Lorenzo Rivosecchi

Posted on Feb 16, 2024

Using OpenAI to control an Ableton Live Session 🎼

#music #openai #gpt3 #node

In this blog post i'll show you how to create an agent that receives instructions in natural language and performs actions on your Ableton Live instance. To keep it simple i'll just show you how to get and set the song tempo, but the same concepts can be applied to obtain more complex behaviours.

TLDR;

Here is the code repository:
https://github.com/fibonacid/ableton-live-assistant

Requirements

Ableton Setup

To build our agent we first need to establish a communication between our Node.js app and Ableton Live.
We can use a program called AbletonOSC to register a control surface that listen for commands over the network.

To install AbletonOSC refer to the Installation section.

Node Setup

Create a directory called ableton-live-assistant, then open a terminal inside it and run this command:

npm init -y

Now, let's install some dependencies:

npm i dotenv openai osc-js

dotenv: To load the OpenAI API key from a .env file.
openai: To call the GPT-4 API.
osc-js: To send commands to Ableton Live.

OpenAI Setup

If you are new to OpenAI, refer to the Quick Start guide to create an account and get an API key.

Once you have your API key, create a file called .env in the root of your project and add the following line:

OPENAI_API_KEY=your-api-key

⚠️ If your are using git, make sure to add .env to your .gitignore file.
This will prevent your API key from being exposed in case you push your code to a public repository.

echo .env >> .gitignore

Loading the API key

Create a file called index.mjs and add the following code:

import { config } from "dotenv";

// Load the environment variables
config();

// Print the API key to make sure that it was loaded correctly
console.log(process.env.OPENAI_API_KEY);

We use the mjs extension to enable ES6 module syntax.

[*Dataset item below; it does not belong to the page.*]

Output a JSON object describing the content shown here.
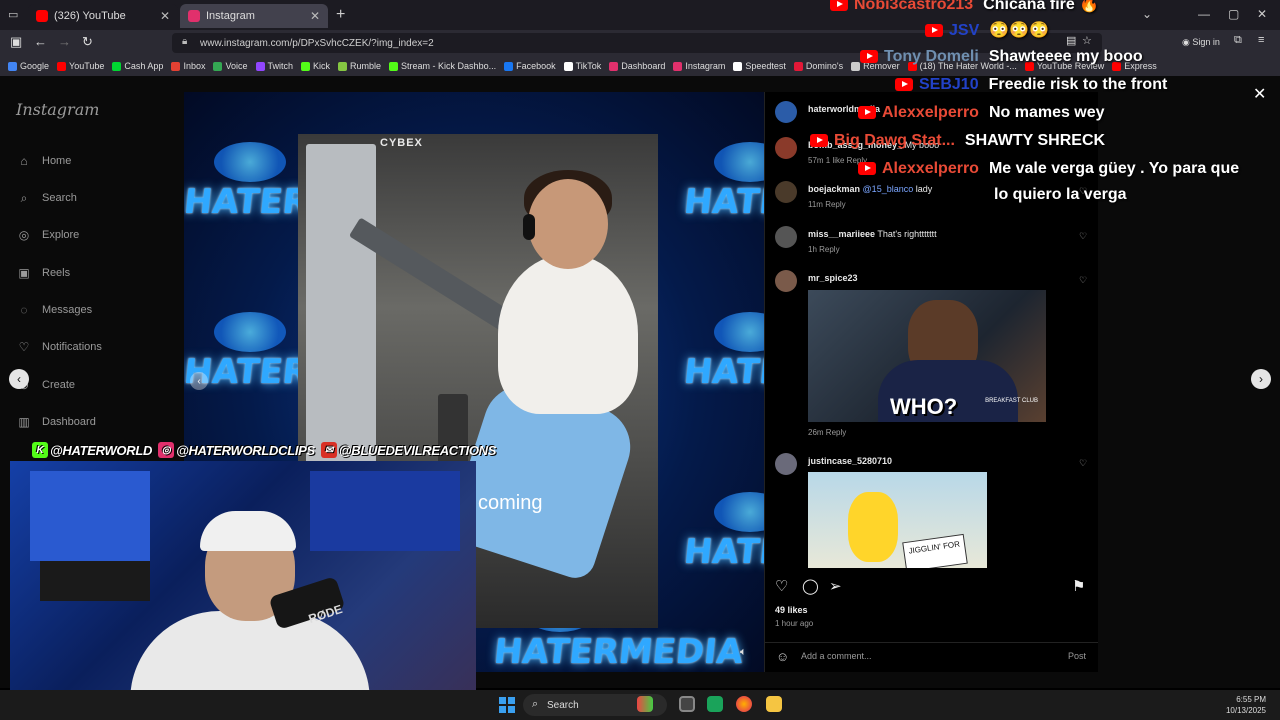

Let's try to run our code:

node index.mjs

If everything is working, you should see your API key printed in the terminal.

Testing the OpenAI API

Before going too deep, let's demonstrate basic usage of the OpenAI API.
We are going to call the api with the question "Hello, how are you" and print the response.

import { config } from "dotenv";
import OpenAI from "openai";

// Load environment variables
config();

// Create an instance of the OpenAI client
const openai = new OpenAI(process.env.OPENAI_API_KEY);

async function main() {
  // Send a message to the chat model
  const completion = await openai.chat.completions.create({
    model: "gpt-4",
    messages: [{ role: "user", content: "Hello, how are you?" }],
  });
  // Unpack the response and print it
  const response = completion.choices[0]?.message?.content;
  console.log(response);
}

main();

Run the code and you should see the response printed in the terminal.

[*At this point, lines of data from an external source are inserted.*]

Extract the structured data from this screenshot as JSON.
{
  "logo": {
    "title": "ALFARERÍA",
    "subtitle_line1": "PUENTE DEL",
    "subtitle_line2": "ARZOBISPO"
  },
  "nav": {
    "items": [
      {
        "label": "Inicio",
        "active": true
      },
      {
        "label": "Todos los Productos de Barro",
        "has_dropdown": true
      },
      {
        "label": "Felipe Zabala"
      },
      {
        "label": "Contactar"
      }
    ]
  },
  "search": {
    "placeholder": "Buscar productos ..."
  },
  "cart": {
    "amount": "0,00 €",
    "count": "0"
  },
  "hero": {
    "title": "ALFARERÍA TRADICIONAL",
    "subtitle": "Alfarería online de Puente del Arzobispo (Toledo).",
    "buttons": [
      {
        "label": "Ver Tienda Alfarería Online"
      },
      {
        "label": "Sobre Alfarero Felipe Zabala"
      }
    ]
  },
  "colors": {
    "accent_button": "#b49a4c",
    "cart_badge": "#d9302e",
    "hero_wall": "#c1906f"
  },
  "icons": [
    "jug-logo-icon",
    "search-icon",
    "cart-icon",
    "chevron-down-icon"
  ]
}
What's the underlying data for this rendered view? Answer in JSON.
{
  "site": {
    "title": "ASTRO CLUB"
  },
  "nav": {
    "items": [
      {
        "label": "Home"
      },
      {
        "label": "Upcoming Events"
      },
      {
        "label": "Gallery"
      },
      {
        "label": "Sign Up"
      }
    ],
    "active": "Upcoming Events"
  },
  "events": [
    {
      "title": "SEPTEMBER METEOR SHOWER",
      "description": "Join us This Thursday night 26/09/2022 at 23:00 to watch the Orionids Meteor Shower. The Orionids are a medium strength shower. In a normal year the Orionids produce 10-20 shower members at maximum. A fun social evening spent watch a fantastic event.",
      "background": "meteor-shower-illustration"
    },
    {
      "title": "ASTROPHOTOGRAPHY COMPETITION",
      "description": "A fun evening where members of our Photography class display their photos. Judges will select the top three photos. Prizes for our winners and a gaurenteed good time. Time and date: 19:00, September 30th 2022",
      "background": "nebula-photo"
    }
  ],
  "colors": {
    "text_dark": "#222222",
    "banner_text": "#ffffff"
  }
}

As an artificial intelligence, I don't have feelings, but I'm here, ready to assist you. How can I help you today?

Creating an Agent

An agent is roughly a program that listens for commands and performs actions based on them. To achieve this with GPT-4 we can use OpenAI's Function Calling API.

The idea is to provide some tools to our model that can be used to perform actions. The model will try to interprate the verbal commands and decide which tool to use.

Let's demonstrate by modifying our previous code to ask the model what time it is.
The model cannot know the answer to this question because it doesn't have access to the system clock, but we can provide a tool that returns the current time.

import { config } from "dotenv";
import OpenAI from "openai";

// Load environment variables
config();

// Create an instance of the OpenAI client
const openai = new OpenAI(process.env.OPENAI_API_KEY);

async function main() {
  const messages = [{ role: "user", content: "Hello, what's the time?" }];

  // Send a message to the chat model
  const completion = await openai.chat.completions.create({
    model: "gpt-4",
    messages,
    tools: [
      {
        type: "function",
        function: {
          name: "get_current_time",
          description: "Returns the current time",
        },
      },
    ],
  });
  // Unpack the response and grabs the first tool call
  const response = completion.choices[0]?.message;
  const toolCall = response?.tool_calls[0];

  // Store reply in the messages array
  messages.push(response);

  // Check if the tool call is the get_current_time function
  // This is a simple example, but you could have multiple tools
  if (toolCall.function.name === "get_current_time") {
    // Get current time from the operating system
    const currentTime = new Date().toLocaleTimeString();

    // Store function call result in the messages array
    messages.push({
      role: "tool",
      tool_call_id: toolCall.id,
      name: toolCall.function.name,
      content: currentTime,
    });
  }

  // Send new completion with the updated messages array
  const secondResponse = await openai.chat.completions.create({
    model: "gpt-4",
    messages,
  });

  // Print out the natural language response
  console.log(secondResponse.choices[0].message.content);
}

main();

Run the code and you should see the response printed in the terminal.

The current time is 11:20:02 AM.

Controlling Ableton Live

Now it's time to put everything together and create an agent that can control Ableton Live.

We are going to create a tool that can set and get the song tempo.
First, let's create some helpers to send and receive OSC messages.

// other imports...
import OSC from "osc-js";

const osc = new OSC({ plugin: new OSC.DatagramPlugin() });

// Listen for OSC messages on the specified port and host
osc.open({
  port: 11001, // the port used by AbletonOSC
  host: "0.0.0.0", // accept messages from any host
});

// Send an OSC message to the specified address
function sendMessage(address, ...args) {
  return osc.send(new OSC.Message(address, ...args), {
    port: 11000, // the port used by AbletonOSC
    host: "127.0.0.1", // the host where AbletonOSC is running
  });
}

// Wait for an OSC message on the specified address
function waitForMessage(address) {
  return new Promise((resolve) => {
    osc.on(address, (message) => {
      resolve(message);
    });
  });
}

// rest of the program...

Now let's define the functions to get and set the song tempo.

async function getTempo() {
  const address = "/live/song/get/tempo";
  await sendMessage(address);
  const message = await waitForMessage(address);
  return message;
}

async function setTempo(bmp) {
  const address = "/live/song/set/tempo";
  await sendMessage(address, bmp);
  const message = await waitForMessage(address);
  return message;
}

Redefining the Agent

Now that we have a method to control Ableton we can extend our agent to use it.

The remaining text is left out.